The power transmitted is equal to \begin{equation} \frac{2}{\pi w_0^2} \int_0^{a_T} 2 \pi r e^{-2 r^2 / w_0^2} d r=1-e^{-2 a_T^2 / w_0^2}, \end{equation} where $ w_0$ is the initial beam waist.

Assuming a collimated beam, free space propagation along $z$ broadens the beam as,

\begin{equation} \label{diff} w_d(z)=w_0 \sqrt{1+\left(\frac{z}{z_{\mathrm{R}}}\right)^2}, \end{equation}

where \begin{equation} z_{\mathrm{R}}=\frac{\pi w_0^2 n}{\lambda}, \end{equation} with $n$ being the refractive index of the medium and $\lambda$ the wavelength of the beam.

The power recieved is equal to \begin{equation} 1-e^{-2 a_R^2 / w_d^2}, \end{equation} The diffraction induced transmittivity is given by the fraction of the output and input powers, \begin{equation} \eta_d(z)=\frac{1-e^{-2 a_R^2 / w_d^2}}{1-e^{-2 a_T^2 / w_0^2}} . \end{equation}

  1. Although simplified, is this the right approach to calculate the losses due to diffraction induced beam broadening?
  2. Realistically lasers dont produce perfect gaussian beams.
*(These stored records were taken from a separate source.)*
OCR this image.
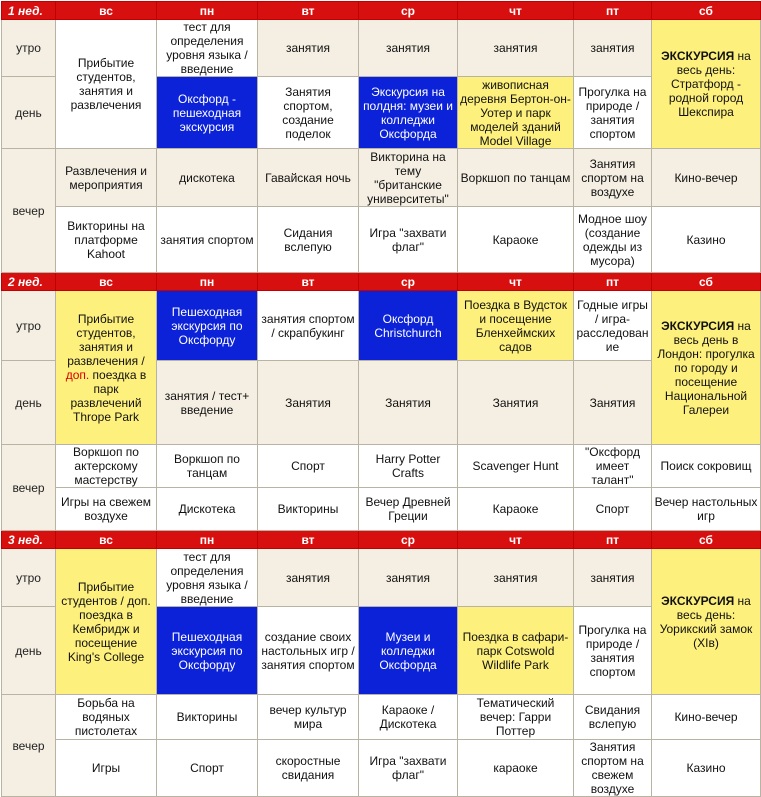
1 нед.	вс	пн	вт	ср	чт	пт	сб
утро	Прибытие студентов, занятия и развлечения	тест для определения уровня языка / введение	занятия	занятия	занятия	занятия	ЭКСКУРСИЯ на весь день: Стратфорд - родной город Шекспира
день		Оксфорд - пешеходная экскурсия	Занятия спортом, создание поделок	Экскурсия на полдня: музеи и колледжи Оксфорда	живописная деревня Бертон-он-Уотер и парк моделей зданий Model Village	Прогулка на природе /занятия спортом	
вечер	Развлечения и мероприятия	дискотека	Гавайская ночь	Викторина на тему "британские университеты"	Воркшоп по танцам	Занятия спортом на воздухе	Кино-вечер
	Викторины на платформе Kahoot	занятия спортом	Сидания вслепую	Игра "захвати флаг"	Караоке	Модное шоу (создание одежды из мусора)	Казино
2 нед.	вс	пн	вт	ср	чт	пт	сб
утро	Прибытие студентов, занятия и развлечения / доп. поездка в парк развлечений Thrope Park	Пешеходная экскурсия по Оксфорду	занятия спортом / скрапбукинг	Оксфорд Christchurch	Поездка в Вудсток и посещение Бленхеймских садов	Годные игры / игра-расследование	ЭКСКУРСИЯ на весь день в Лондон: прогулка по городу и посещение Национальной Галереи
день		занятия / тест+ введение	Занятия	Занятия	Занятия	Занятия	
вечер	Воркшоп по актерскому мастерству	Воркшоп по танцам	Спорт	Harry Potter Crafts	Scavenger Hunt	"Оксфорд имеет талант"	Поиск сокровищ
	Игры на свежем воздухе	Дискотека	Викторины	Вечер Древней Греции	Караоке	Спорт	Вечер настольных игр
3 нед.	вс	пн	вт	ср	чт	пт	сб
утро	Прибытие студентов / доп. поездка в Кембридж и посещение King's College	тест для определения уровня языка / введение	занятия	занятия	занятия	занятия	ЭКСКУРСИЯ на весь день: Уорикский замок (XIв)
день		Пешеходная экскурсия по Оксфорду	создание своих настольных игр / занятия спортом	Музеи и колледжи Оксфорда	Поездка в сафари-парк Cotswold Wildlife Park	Прогулка на природе / занятия спортом	
вечер	Борьба на водяных пистолетах	Викторины	вечер культур мира	Караоке / Дискотека	Тематический вечер: Гарри Поттер	Свидания вслепую	Кино-вечер
	Игры	Спорт	скоростные свидания	Игра "захвати флаг"	караоке	Занятия спортом на свежем воздухе	Казино
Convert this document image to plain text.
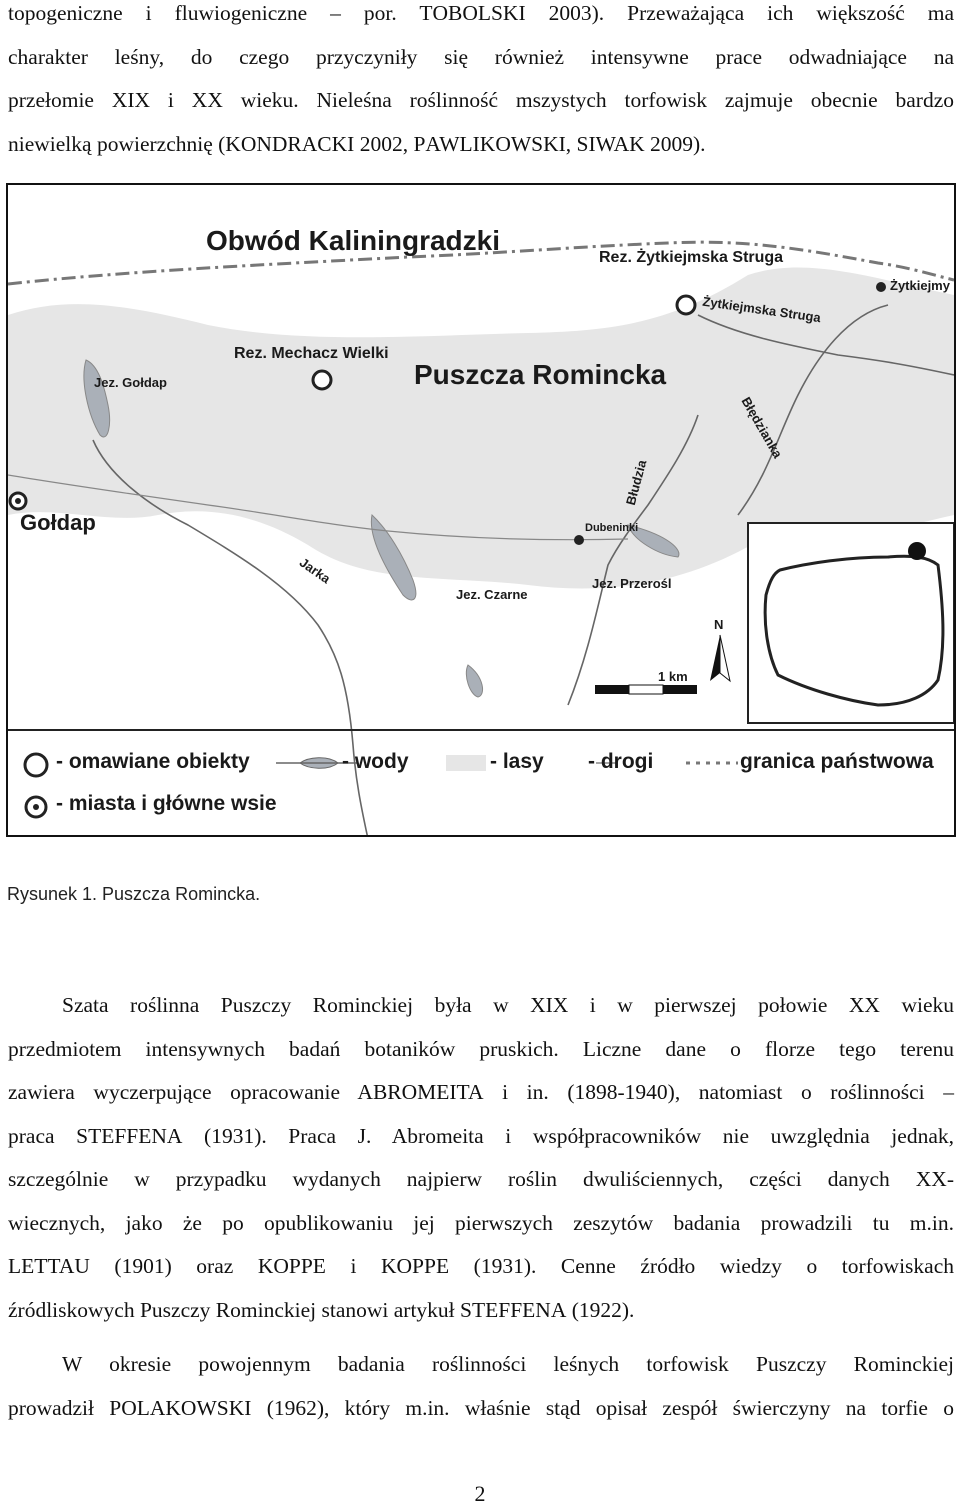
topogeniczne i fluwiogeniczne – por. TOBOLSKI 2003). Przeważająca ich większość ma
charakter leśny, do czego przyczyniły się również intensywne prace odwadniające na
przełomie XIX i XX wieku. Nieleśna roślinność mszystych torfowisk zajmuje obecnie bardzo
niewielką powierzchnię (KONDRACKI 2002, PAWLIKOWSKI, SIWAK 2009).
Obwód Kaliningradzki
Puszcza Romincka
Rez. Żytkiejmska Struga
Żytkiejmy
Żytkiejmska Struga
Rez. Mechacz Wielki
Jez. Gołdap
Błędzianka
Błudzia
Gołdap	Dubeninki
Jarka
Jez. Czarne
Jez. Przerośl
N
1 km
- omawiane obiekty	- wody	- lasy - drogi	granica państwowa
- miasta i główne wsie
Rysunek 1. Puszcza Romincka.
Szata roślinna Puszczy Rominckiej była w XIX i w pierwszej połowie XX wieku
przedmiotem intensywnych badań botaników pruskich. Liczne dane o florze tego terenu
zawiera wyczerpujące opracowanie ABROMEITA i in. (1898-1940), natomiast o roślinności –
praca STEFFENA (1931). Praca J. Abromeita i współpracowników nie uwzględnia jednak,
szczególnie w przypadku wydanych najpierw roślin dwuliściennych, części danych XX-
wiecznych, jako że po opublikowaniu jej pierwszych zeszytów badania prowadzili tu m.in.
LETTAU (1901) oraz KOPPE i KOPPE (1931). Cenne źródło wiedzy o torfowiskach
źródliskowych Puszczy Rominckiej stanowi artykuł STEFFENA (1922).
W okresie powojennym badania roślinności leśnych torfowisk Puszczy Rominckiej
prowadził POLAKOWSKI (1962), który m.in. właśnie stąd opisał zespół świerczyny na torfie o
2
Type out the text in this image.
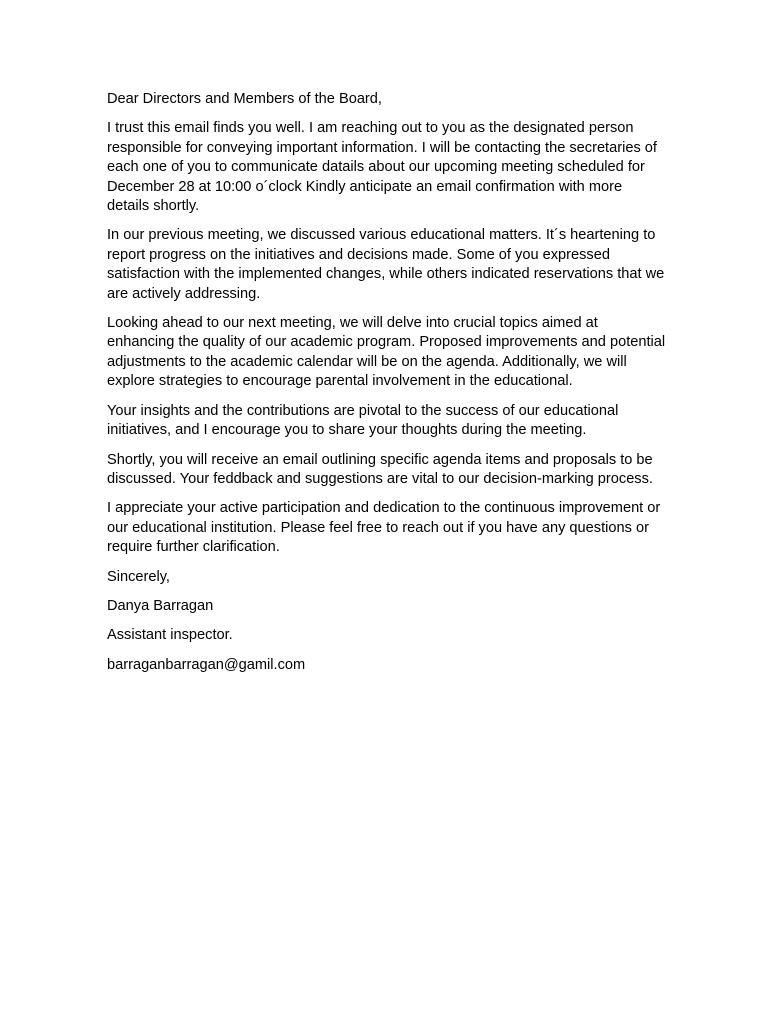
Dear Directors and Members of the Board,

I trust this email finds you well. I am reaching out to you as the designated person responsible for conveying important information. I will be contacting the secretaries of each one of you to communicate datails about our upcoming meeting scheduled for December 28 at 10:00 o´clock Kindly anticipate an email confirmation with more details shortly.

In our previous meeting, we discussed various educational matters. It´s heartening to report progress on the initiatives and decisions made. Some of you expressed satisfaction with the implemented changes, while others indicated reservations that we are actively addressing.

Looking ahead to our next meeting, we will delve into crucial topics aimed at enhancing the quality of our academic program. Proposed improvements and potential adjustments to the academic calendar will be on the agenda. Additionally, we will explore strategies to encourage parental involvement in the educational.

Your insights and the contributions are pivotal to the success of our educational initiatives, and I encourage you to share your thoughts during the meeting.

Shortly, you will receive an email outlining specific agenda items and proposals to be discussed. Your feddback and suggestions are vital to our decision-marking process.

I appreciate your active participation and dedication to the continuous improvement or our educational institution. Please feel free to reach out if you have any questions or require further clarification.

Sincerely,

Danya Barragan

Assistant inspector.

barraganbarragan@gamil.com
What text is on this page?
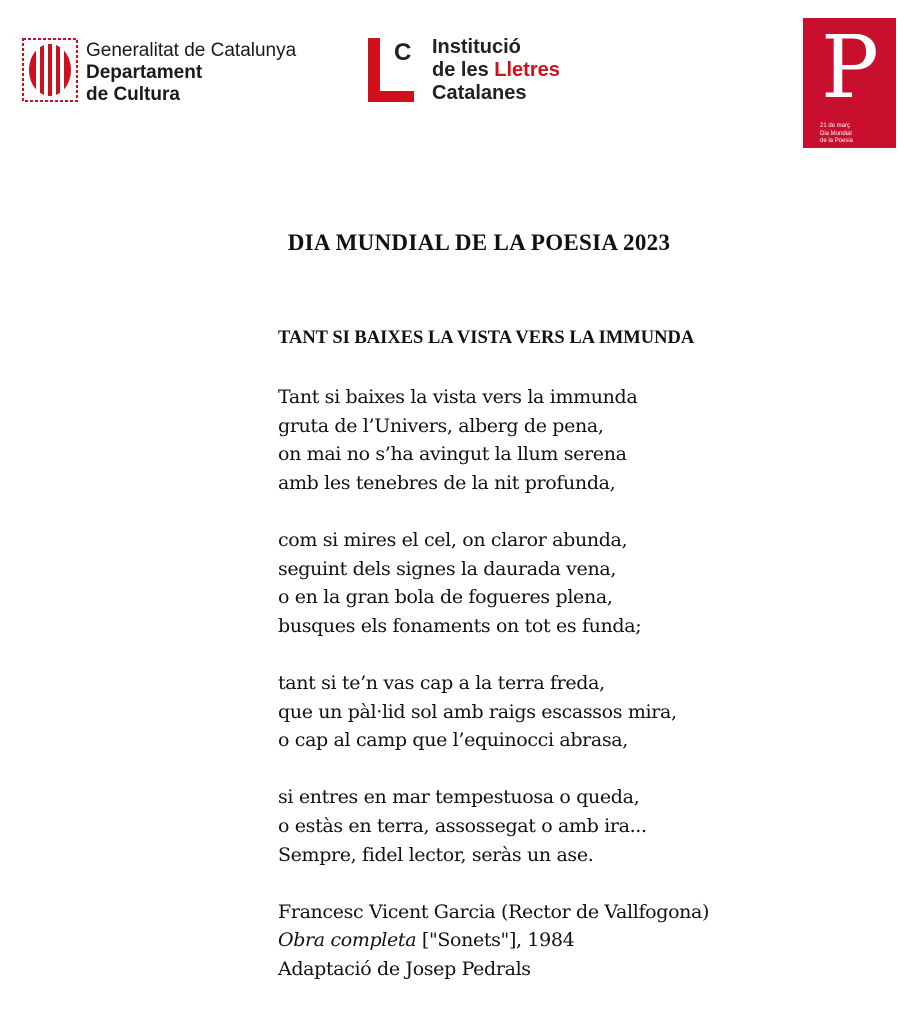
Generalitat de Catalunya
Departament
de Cultura
C Institució
de les Lletres
Catalanes	P
21 de març
Dia Mundial
de la Poesia
DIA MUNDIAL DE LA POESIA 2023
TANT SI BAIXES LA VISTA VERS LA IMMUNDA
Tant si baixes la vista vers la immunda
gruta de l’Univers, alberg de pena,
on mai no s’ha avingut la llum serena
amb les tenebres de la nit profunda,
com si mires el cel, on claror abunda,
seguint dels signes la daurada vena,
o en la gran bola de fogueres plena,
busques els fonaments on tot es funda;
tant si te’n vas cap a la terra freda,
que un pàl·lid sol amb raigs escassos mira,
o cap al camp que l’equinocci abrasa,
si entres en mar tempestuosa o queda,
o estàs en terra, assossegat o amb ira...
Sempre, fidel lector, seràs un ase.
Francesc Vicent Garcia (Rector de Vallfogona)
Obra completa ["Sonets"], 1984
Adaptació de Josep Pedrals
Transmittting telescope could also cause further deviations. How does beam broadening equation vary in such situations? Can such deviations be accounted for using just the $M^2$ Would the beam broadening equation be then modified to be, $$w_d(z)=w_0 \sqrt{1+M^2\left(\frac{z}{z_{\mathrm{R}}}\right)^2}?$$ And what would be some realistic values for $M^2$ using a transmitting telescope?

1 Answer 1


M^2 isn't a terribly useful parameter. Given 2 optical beams with the same M^2, the beams could have drastically different far-field patterns. For example, one beam could have zero on-axis intensity, while the other one doesn't.

Moreover, given an optical with an M^2 value it is not unique how the beam propagates.

All this being said, there are certain circumstances where you can produce a good model for a slighly perturbed TEM00 mode. cf https://www.gentec-eo.com/blog/laser-beam-quality-measurement-m2

Re: realistic M^2 for real lasers. If it's a fiber laser, using single mode fiber, then the M^2 is near perfect M^2~1.03.